Re: external field file size

2020-09-01 Thread matthew sporleder
Okay thanks for the tip.  I am pretty wary of streaming logs into my
main set of documents + tons of $stat_updated_at fields + resetting
stats on ~every document every day + whatever else we feel like
trending.  It just feels like a lot of churn.

I will lean towards the !join on stats-$DATE probably.

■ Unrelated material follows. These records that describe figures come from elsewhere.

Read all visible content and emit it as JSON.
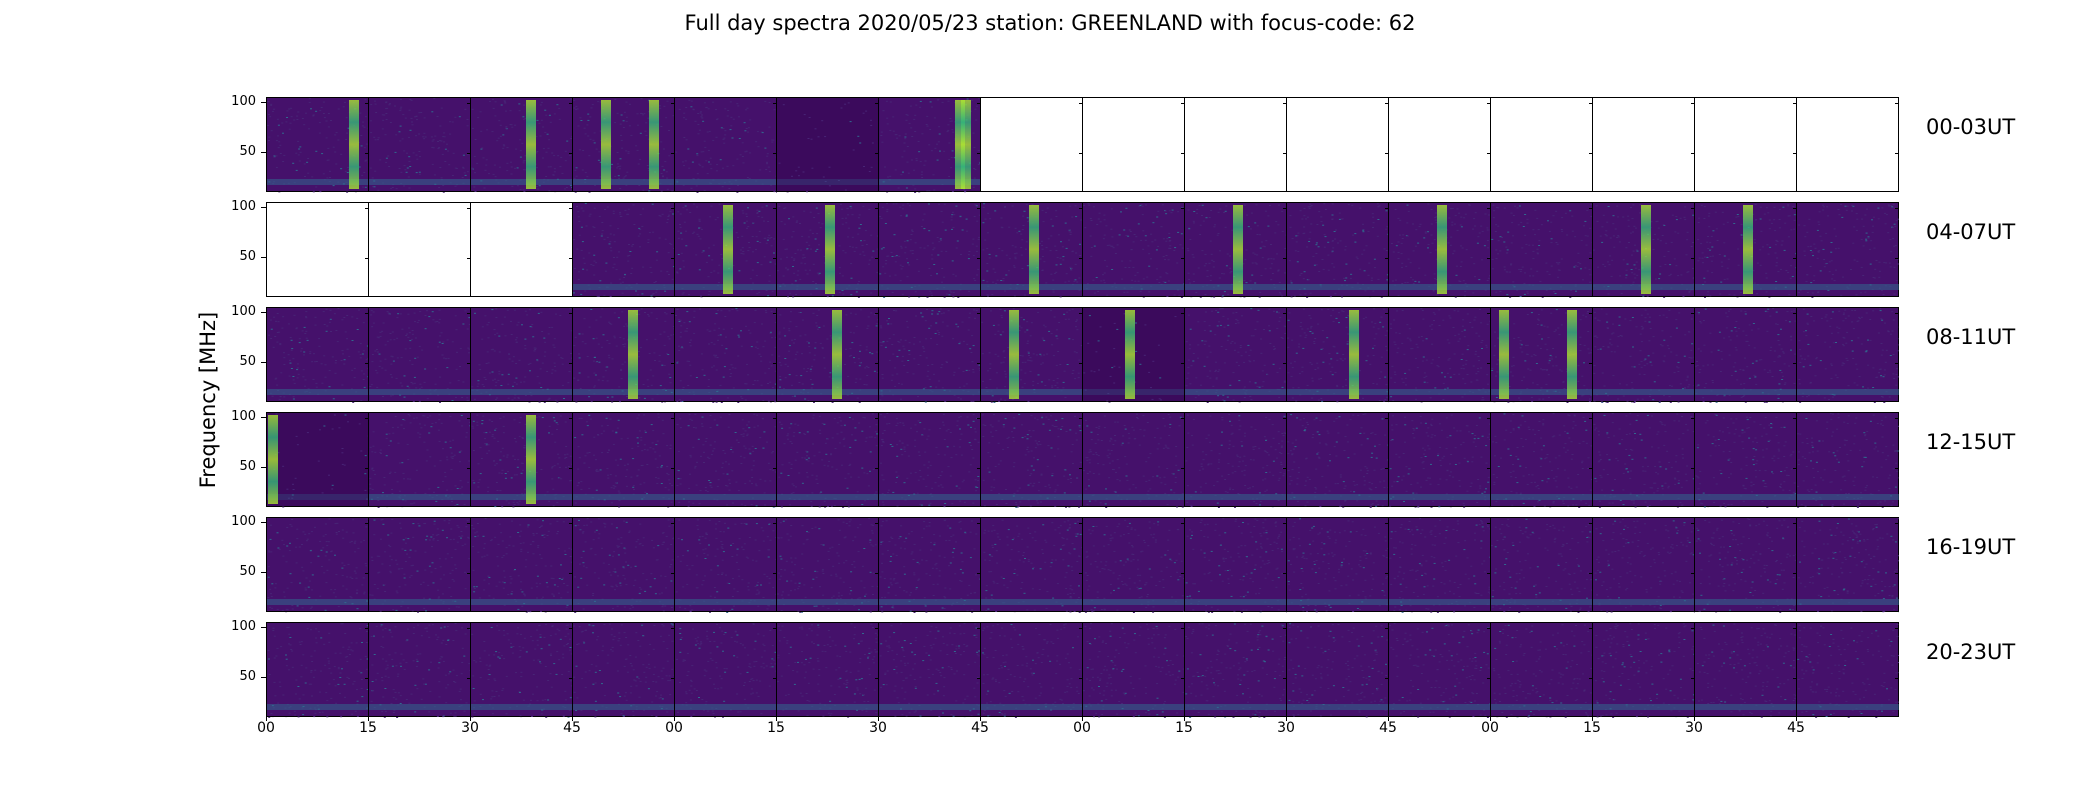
{
  "title": "Full day spectra 2020/05/23 station: GREENLAND with focus-code: 62",
  "colors": {
    "empty": "#ffffff",
    "background_spectrum": "#45116b",
    "quiet_dark": "#3b0a5c",
    "burst_bright": "#aee532",
    "burst_mid": "#35b779",
    "low_band": "#31688e",
    "frame": "#000000"
  },
  "chart_data": {
    "type": "heatmap",
    "title": "Full day spectra 2020/05/23 station: GREENLAND with focus-code: 62",
    "ylabel": "Frequency [MHz]",
    "yticks": [
      "100",
      "50"
    ],
    "ylim": [
      10,
      105
    ],
    "xticks": [
      "00",
      "15",
      "30",
      "45",
      "00",
      "15",
      "30",
      "45",
      "00",
      "15",
      "30",
      "45",
      "00",
      "15",
      "30",
      "45"
    ],
    "row_labels": [
      "00-03UT",
      "04-07UT",
      "08-11UT",
      "12-15UT",
      "16-19UT",
      "20-23UT"
    ],
    "panels_per_row": 16,
    "panel_minutes": 15,
    "grid": [
      [
        "data",
        "data",
        "data",
        "data",
        "data",
        "dark",
        "data",
        "empty",
        "empty",
        "empty",
        "empty",
        "empty",
        "empty",
        "empty",
        "empty",
        "empty"
      ],
      [
        "empty",
        "empty",
        "empty",
        "data",
        "data",
        "data",
        "data",
        "data",
        "data",
        "data",
        "data",
        "data",
        "data",
        "data",
        "data",
        "data"
      ],
      [
        "data",
        "data",
        "data",
        "data",
        "data",
        "data",
        "data",
        "data",
        "dark",
        "data",
        "data",
        "data",
        "data",
        "data",
        "data",
        "data"
      ],
      [
        "dark",
        "data",
        "data",
        "data",
        "data",
        "data",
        "data",
        "data",
        "data",
        "data",
        "data",
        "data",
        "data",
        "data",
        "data",
        "data"
      ],
      [
        "data",
        "data",
        "data",
        "data",
        "data",
        "data",
        "data",
        "data",
        "data",
        "data",
        "data",
        "data",
        "data",
        "data",
        "data",
        "data"
      ],
      [
        "data",
        "data",
        "data",
        "data",
        "data",
        "data",
        "data",
        "data",
        "data",
        "data",
        "data",
        "data",
        "data",
        "data",
        "data",
        "data"
      ]
    ],
    "burst_minutes": [
      [
        13,
        39,
        50,
        57,
        102,
        103
      ],
      [
        68,
        83,
        113,
        143,
        173,
        203,
        218
      ],
      [
        54,
        84,
        110,
        127,
        160,
        182,
        192
      ],
      [
        1,
        39
      ],
      [],
      []
    ]
  }
}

On Tue, Sep 1, 2020 at 11:32 AM Erick Erickson  wrote:
>
> I wouldn’t use ExternalFileField if your use-case is served by in-place 
> updates. See
>
> https://lucene.apache.org/solr/guide/8_1/updating-parts-of-documents.html#in-place-updates
>
> EFFs were put in in order to have _some_ capability to change individual 
> fields in a doc
> long before in-place updates were around and long before SolrCloud. Using EFF 
> in any
> kind of sharded system will cause you significant heartburn in terms of 
> keeping the
> file up to date on all replicas.
>
> Best,
> Erick
>
> > On Sep 1, 2020, at 11:21 AM, matthew sporleder  wrote:
> >
> > We are researching the canonical use case for external fields --
> > traffic-based rankings
> >
> > What are the practical limits on the size of the external field file?
> > A k=v text file seems like it might fall over if it grows into the GB
> > range?
> >
> > Our other thought is to use rolling cores where we stream in web logs
> > and use !join queries.
> >
> > Does anyone have practical experience with this that they might want to 
> > share?
> >
> > Thanks,
> > Matt
>


Re: external field file size

2020-09-01 Thread Erick Erickson
I wouldn’t use ExternalFileField if your use-case is served by in-place 
updates. See 

https://lucene.apache.org/solr/guide/8_1/updating-parts-of-documents.html#in-place-updates

EFFs were put in in order to have _some_ capability to change individual fields 
in a doc
long before in-place updates were around and long before SolrCloud. Using EFF 
in any
kind of sharded system will cause you significant heartburn in terms of keeping 
the
file up to date on all replicas.

Best,
Erick

> On Sep 1, 2020, at 11:21 AM, matthew sporleder  wrote:
> 
> We are researching the canonical use case for external fields --
> traffic-based rankings
> 
> What are the practical limits on the size of the external field file?
> A k=v text file seems like it might fall over if it grows into the GB
> range?
> 
> Our other thought is to use rolling cores where we stream in web logs
> and use !join queries.
> 
> Does anyone have practical experience with this that they might want to share?
> 
> Thanks,
> Matt



external field file size

2020-09-01 Thread matthew sporleder
We are researching the canonical use case for external fields --
traffic-based rankings

What are the practical limits on the size of the external field file?
A k=v text file seems like it might fall over if it grows into the GB
range?

Our other thought is to use rolling cores where we stream in web logs
and use !join queries.

Does anyone have practical experience with this that they might want to share?

Thanks,
Matt